I was re-watching Martin McDonagh’s brilliant In Bruges, which is one of my favourite films of all time, and which features a midget - Canadian actor Jordan Prentice – who gives rise to some of the funniest quotes from hit-man Ray (Colin Farrell).
Then I was reading American comedian Chelsea Handler’s book, My Horizontal Life, in which she describes the various men she has been to bed with – one of whom happens to be a midget.
And then, this week, I was trying to dodge the traffic to get to the Beverly Centre on La Cienega, and a motorist leaned out of his window and yelled: “Idiot midget!”
At first I was most offended by the “idiot” part of the abuse. Cars in Los Angeles are allowed to run anyone down at anytime, because although the white man on the sign is technically telling pedestrians to cross, motorists can ignore it at their leisure.
When four lanes and about half a dozen feeder roads choose to ignore it at the same time, making it to your destination without losing a limb becomes something of an achievement.
So I was not being an idiot. I was doing what the little white man was telling me to do (ie cross the road), and it was hardly my fault if the people in the cars chose to ignore the possibility that someone might wish to take up his offer.
Then the “midget” bit started to bother me. I haven’t been called a midget since my schooldays. When I was in my early teens, Bridget the Midget was in the charts, which was a disaster for small people everywhere.
I had survived my primary schooldays being called Titch, after the children’s ventriloquist show, Titch and Quackers (a small boy and his pet duck – how we laughed), and also Short Arse; but Bridget stuck with a few people, most notably Robin Davies.
I met him a couple of years ago and reprimanded him for ruining my youth, but, quelle surprise, he had no recollection of it.
In one fell swoop, “midget” brought back those painful years, and I felt quite tearful. Also, I am not a midget; I am five feet tall, which to a midget is a giant.
But I have discovered that LA is a very size-ist place – although not where men are concerned.
If you are a man with money and/or success, it doesn’t matter if you are two feet or ten feet tall; but all the women seem to be over six feet, which is just as well, given the gargantuan breasts they have to carry around.
I recently met Verne Troyer, the famous American actor (actually, that’s four recent midget connections – weird!) who appeared in the UK’s I’m a Celebrity . . . Get Me Out of Here! last year.
I was introduced to him by La Toya Jackson, to whom I had given up my seat on an Air New Zealand flight to LA. Verne is just two feet eight, and when I excitedly approached to introduce myself, he shrank to about 12 inches in terror, as if in an effort to disappear altogether at this strange giant’s advances.
Nobody, I suspect, calls Verne an idiot midget when he attempts to cross a road; but then maybe he has tall people to carry him.
As a small woman, however, I stand out as a bit of a freak – or so I keep being told, albeit couched in less offensive terms.

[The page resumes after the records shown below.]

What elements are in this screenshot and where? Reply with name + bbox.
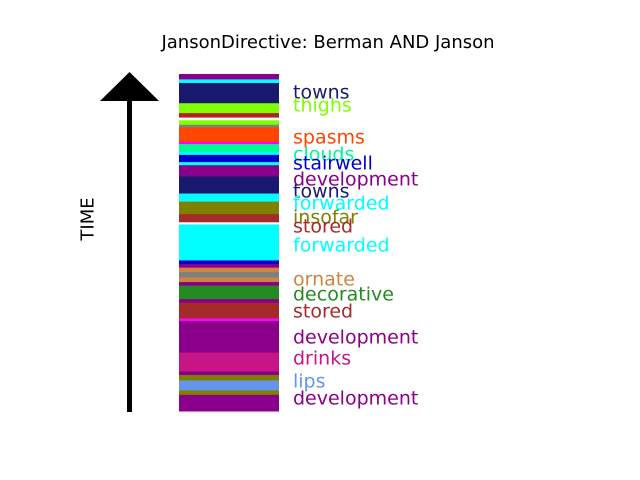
strip-band bbox=[179, 321, 279, 354]
word-label: development bbox=[293, 387, 419, 410]
strip-band bbox=[179, 79, 279, 84]
strip-band bbox=[179, 176, 279, 195]
strip-band bbox=[179, 141, 279, 145]
word-label: decorative bbox=[293, 283, 394, 306]
strip-band bbox=[179, 144, 279, 153]
strip-band bbox=[179, 214, 279, 223]
word-label: drinks bbox=[293, 347, 352, 370]
strip-band bbox=[179, 193, 279, 203]
strip-band bbox=[179, 117, 279, 121]
word-label: forwarded bbox=[293, 192, 390, 215]
strip-band bbox=[179, 127, 279, 143]
word-label: ornate bbox=[293, 268, 355, 291]
word-label: towns bbox=[293, 180, 350, 203]
word-label: stored bbox=[293, 215, 354, 238]
strip-band bbox=[179, 103, 279, 114]
time-arrow-head bbox=[100, 72, 159, 101]
chart-title: JansonDirective: Berman AND Janson bbox=[161, 32, 495, 53]
word-label: towns bbox=[293, 81, 350, 104]
strip-band bbox=[179, 165, 279, 177]
word-label: spasms bbox=[293, 126, 365, 149]
strip-band bbox=[179, 318, 279, 322]
word-label: thighs bbox=[293, 94, 352, 117]
strip-band bbox=[179, 260, 279, 265]
word-label: stairwell bbox=[293, 152, 373, 175]
word-label: insofar bbox=[293, 206, 358, 229]
strip-band bbox=[179, 267, 279, 273]
strip-band bbox=[179, 222, 279, 226]
word-label: clouds bbox=[293, 143, 355, 166]
strip-band bbox=[179, 201, 279, 215]
strip-band bbox=[179, 264, 279, 269]
strip-band bbox=[179, 302, 279, 319]
strip-band bbox=[179, 299, 279, 304]
strip-band bbox=[179, 74, 279, 80]
strip-band bbox=[179, 154, 279, 163]
strip-band bbox=[179, 285, 279, 300]
strip-band bbox=[179, 375, 279, 381]
strip-band bbox=[179, 113, 279, 119]
strip-band bbox=[179, 120, 279, 126]
strip-band bbox=[179, 162, 279, 166]
strip-band bbox=[179, 82, 279, 104]
strip-band bbox=[179, 224, 279, 261]
strip-band bbox=[179, 124, 279, 128]
word-label: forwarded bbox=[293, 234, 390, 257]
strip-band bbox=[179, 394, 279, 412]
strip-band bbox=[179, 390, 279, 396]
word-label: lips bbox=[293, 370, 326, 393]
strip-band bbox=[179, 272, 279, 279]
word-label: development bbox=[293, 326, 419, 349]
strip-band bbox=[179, 371, 279, 376]
strip-band bbox=[179, 352, 279, 372]
strip-band bbox=[179, 380, 279, 391]
strip-band bbox=[179, 282, 279, 287]
strip-band bbox=[179, 152, 279, 156]
word-label: development bbox=[293, 168, 419, 191]
strip-band bbox=[179, 277, 279, 283]
word-label: stored bbox=[293, 300, 354, 323]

I have been called “unique”, “interesting”, “sweet”, “different”, and when I went looking for a new apartment, all the potential landlords expressed worry over cupboard height and recommended stores where I might be able to purchase a set of steps to help me reach the top shelves.
I have been told that I can capitalise on this uniqueness, though so far I am finding it hard to see precisely how. I suppose I could put myself forward in Hollywood to play Verne’s tall girlfriend, but then from everything I’ve seen, he has a preference for women over six feet, too.
With Christmas coming up, there must be shortage of elves somewhere (unless Verne’s mates have already nabbed all the best jobs); and if Stephen Spielberg ever decides to do ET II, with the actor inside the prosthetics no longer with us I might be able to audition for that – although Verne will probably nab that one for himself.
No, unless they are planning on making Gulliver’s Travels starring Welsh midgets invading Lilliputia, it seems that I am going to have to be content to live my LA life out on a limb – or separated from it, if I keep encountering the drivers like the ones on La Cienega.